8. Turanshah tidak dipercaya oleh ayahnya, yang mengirimnya ke Hasankeyf untuk menjauhkannya dari politik Mesir. Dia mengetahui kematian ayahnya dari Faris ad-Din Aktai , komandan Bahri Mamluk ayahnya , yang telah dikirim dari Mesir untuk membawanya kembali dan mengejar perang melawan Louis IX dari Prancis dan Perang Salib Ketujuh . Aktai tiba di Hasankeyf pada awal Ramadan 647/Desember 1249 dan beberapa hari kemudian, 11 Ramadan/18 Desember, Turanshah dan sekitar lima puluh sahabat telah berangkat ke Mesir.

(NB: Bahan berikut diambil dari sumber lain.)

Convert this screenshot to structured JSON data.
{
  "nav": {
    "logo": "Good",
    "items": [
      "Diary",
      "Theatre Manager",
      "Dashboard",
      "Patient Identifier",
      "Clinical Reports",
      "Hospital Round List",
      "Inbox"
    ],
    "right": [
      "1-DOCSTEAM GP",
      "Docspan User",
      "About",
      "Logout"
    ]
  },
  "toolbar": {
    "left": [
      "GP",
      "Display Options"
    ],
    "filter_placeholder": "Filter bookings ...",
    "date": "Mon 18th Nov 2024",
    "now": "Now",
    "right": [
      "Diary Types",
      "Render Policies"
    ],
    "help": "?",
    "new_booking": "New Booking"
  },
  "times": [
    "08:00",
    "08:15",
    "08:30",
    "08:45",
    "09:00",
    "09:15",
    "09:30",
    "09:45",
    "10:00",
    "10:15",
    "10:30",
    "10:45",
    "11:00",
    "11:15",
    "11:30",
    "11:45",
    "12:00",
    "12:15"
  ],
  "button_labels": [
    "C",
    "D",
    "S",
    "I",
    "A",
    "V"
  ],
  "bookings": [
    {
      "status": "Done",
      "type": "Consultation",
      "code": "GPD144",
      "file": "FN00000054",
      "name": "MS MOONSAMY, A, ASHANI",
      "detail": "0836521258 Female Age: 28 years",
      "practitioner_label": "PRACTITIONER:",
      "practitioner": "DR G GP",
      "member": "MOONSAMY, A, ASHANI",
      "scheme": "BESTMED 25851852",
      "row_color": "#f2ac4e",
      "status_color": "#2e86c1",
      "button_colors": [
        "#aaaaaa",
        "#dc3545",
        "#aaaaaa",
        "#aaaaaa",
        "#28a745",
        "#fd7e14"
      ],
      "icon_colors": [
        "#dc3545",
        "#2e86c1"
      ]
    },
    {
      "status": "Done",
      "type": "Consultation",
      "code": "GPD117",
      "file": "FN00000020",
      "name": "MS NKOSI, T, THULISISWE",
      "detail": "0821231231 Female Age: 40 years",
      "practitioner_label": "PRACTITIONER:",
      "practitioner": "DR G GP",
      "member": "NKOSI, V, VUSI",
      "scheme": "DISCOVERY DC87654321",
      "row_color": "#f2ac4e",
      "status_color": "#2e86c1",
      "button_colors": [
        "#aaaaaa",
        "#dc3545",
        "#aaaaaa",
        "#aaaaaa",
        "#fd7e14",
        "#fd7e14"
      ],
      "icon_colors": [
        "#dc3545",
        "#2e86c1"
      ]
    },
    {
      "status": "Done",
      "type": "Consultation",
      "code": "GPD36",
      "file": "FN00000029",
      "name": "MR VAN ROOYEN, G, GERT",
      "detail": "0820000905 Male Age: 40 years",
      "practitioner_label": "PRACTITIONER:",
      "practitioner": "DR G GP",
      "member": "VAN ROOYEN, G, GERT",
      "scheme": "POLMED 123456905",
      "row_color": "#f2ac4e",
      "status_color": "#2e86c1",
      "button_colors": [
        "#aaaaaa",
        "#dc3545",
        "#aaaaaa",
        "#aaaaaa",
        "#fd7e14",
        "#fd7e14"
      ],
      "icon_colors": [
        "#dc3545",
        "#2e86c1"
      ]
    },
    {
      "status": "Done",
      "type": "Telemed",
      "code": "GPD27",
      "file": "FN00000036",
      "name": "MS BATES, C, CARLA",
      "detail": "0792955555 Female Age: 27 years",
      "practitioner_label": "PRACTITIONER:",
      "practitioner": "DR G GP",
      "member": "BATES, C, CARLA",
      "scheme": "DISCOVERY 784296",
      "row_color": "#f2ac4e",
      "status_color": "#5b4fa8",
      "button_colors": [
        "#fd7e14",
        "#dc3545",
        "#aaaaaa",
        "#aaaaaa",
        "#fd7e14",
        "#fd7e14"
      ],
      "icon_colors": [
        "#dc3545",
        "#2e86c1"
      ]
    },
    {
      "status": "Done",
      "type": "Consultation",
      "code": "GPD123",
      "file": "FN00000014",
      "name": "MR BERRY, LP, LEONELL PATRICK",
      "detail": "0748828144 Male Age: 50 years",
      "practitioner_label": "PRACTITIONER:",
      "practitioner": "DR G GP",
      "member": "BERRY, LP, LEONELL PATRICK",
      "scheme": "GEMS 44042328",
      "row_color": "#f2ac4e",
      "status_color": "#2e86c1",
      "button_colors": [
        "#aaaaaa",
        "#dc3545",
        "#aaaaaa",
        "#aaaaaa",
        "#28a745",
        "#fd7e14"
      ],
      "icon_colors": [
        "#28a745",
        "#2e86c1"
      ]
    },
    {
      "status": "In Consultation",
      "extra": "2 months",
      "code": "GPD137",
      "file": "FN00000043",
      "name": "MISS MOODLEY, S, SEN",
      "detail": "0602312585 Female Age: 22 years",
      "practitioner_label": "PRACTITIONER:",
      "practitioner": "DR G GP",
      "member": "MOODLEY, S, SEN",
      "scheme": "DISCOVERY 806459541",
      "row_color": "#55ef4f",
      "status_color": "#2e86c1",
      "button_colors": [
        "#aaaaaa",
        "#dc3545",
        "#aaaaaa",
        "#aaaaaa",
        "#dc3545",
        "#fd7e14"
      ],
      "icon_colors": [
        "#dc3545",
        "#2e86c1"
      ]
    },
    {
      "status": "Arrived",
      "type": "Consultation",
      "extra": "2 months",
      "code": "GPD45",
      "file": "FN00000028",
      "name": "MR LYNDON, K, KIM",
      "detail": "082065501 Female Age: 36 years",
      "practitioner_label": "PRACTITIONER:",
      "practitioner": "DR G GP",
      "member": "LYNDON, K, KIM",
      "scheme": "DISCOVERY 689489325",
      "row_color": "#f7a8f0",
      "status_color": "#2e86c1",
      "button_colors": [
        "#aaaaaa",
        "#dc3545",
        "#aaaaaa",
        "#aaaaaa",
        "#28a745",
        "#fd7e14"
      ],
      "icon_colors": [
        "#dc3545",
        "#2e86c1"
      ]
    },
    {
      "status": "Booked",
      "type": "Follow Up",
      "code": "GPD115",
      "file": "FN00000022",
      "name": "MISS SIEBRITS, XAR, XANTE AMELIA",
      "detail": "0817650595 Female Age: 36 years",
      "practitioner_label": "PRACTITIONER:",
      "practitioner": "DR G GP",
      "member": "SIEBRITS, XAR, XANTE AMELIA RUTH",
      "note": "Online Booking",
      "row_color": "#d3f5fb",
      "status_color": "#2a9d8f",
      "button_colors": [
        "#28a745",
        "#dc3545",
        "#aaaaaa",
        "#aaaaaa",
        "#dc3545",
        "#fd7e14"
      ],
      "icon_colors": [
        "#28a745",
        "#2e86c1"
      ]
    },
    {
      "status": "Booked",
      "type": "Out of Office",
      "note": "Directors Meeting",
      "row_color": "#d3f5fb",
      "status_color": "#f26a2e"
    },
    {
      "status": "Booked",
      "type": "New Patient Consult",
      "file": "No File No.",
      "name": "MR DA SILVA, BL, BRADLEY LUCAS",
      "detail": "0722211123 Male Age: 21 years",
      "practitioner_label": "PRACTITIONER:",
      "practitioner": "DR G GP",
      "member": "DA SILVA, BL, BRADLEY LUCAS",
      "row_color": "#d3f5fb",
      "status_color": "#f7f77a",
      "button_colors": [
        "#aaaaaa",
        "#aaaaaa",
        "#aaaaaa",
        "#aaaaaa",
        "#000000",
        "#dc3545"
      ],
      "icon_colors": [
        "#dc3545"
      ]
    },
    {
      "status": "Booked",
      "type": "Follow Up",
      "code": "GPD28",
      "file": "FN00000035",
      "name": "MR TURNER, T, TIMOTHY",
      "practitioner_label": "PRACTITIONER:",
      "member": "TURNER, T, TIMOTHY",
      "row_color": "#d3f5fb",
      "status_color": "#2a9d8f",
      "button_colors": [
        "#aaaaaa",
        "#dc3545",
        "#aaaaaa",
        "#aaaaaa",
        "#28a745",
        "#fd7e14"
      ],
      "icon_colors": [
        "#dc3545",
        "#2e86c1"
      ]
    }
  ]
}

Kelompok itu mengambil rute memutar untuk menghindari dicegat oleh saingan Ayyubiyah yang bermusuhan dan pada 28 Ramadan 647/4 Januari 1250 mereka tiba di desa Qusayr, dekat Damaskus, membuat masuk seremonial mereka keesokan harinya, ketika Turanshah secara resmi diproklamasikan sebagai Sultan.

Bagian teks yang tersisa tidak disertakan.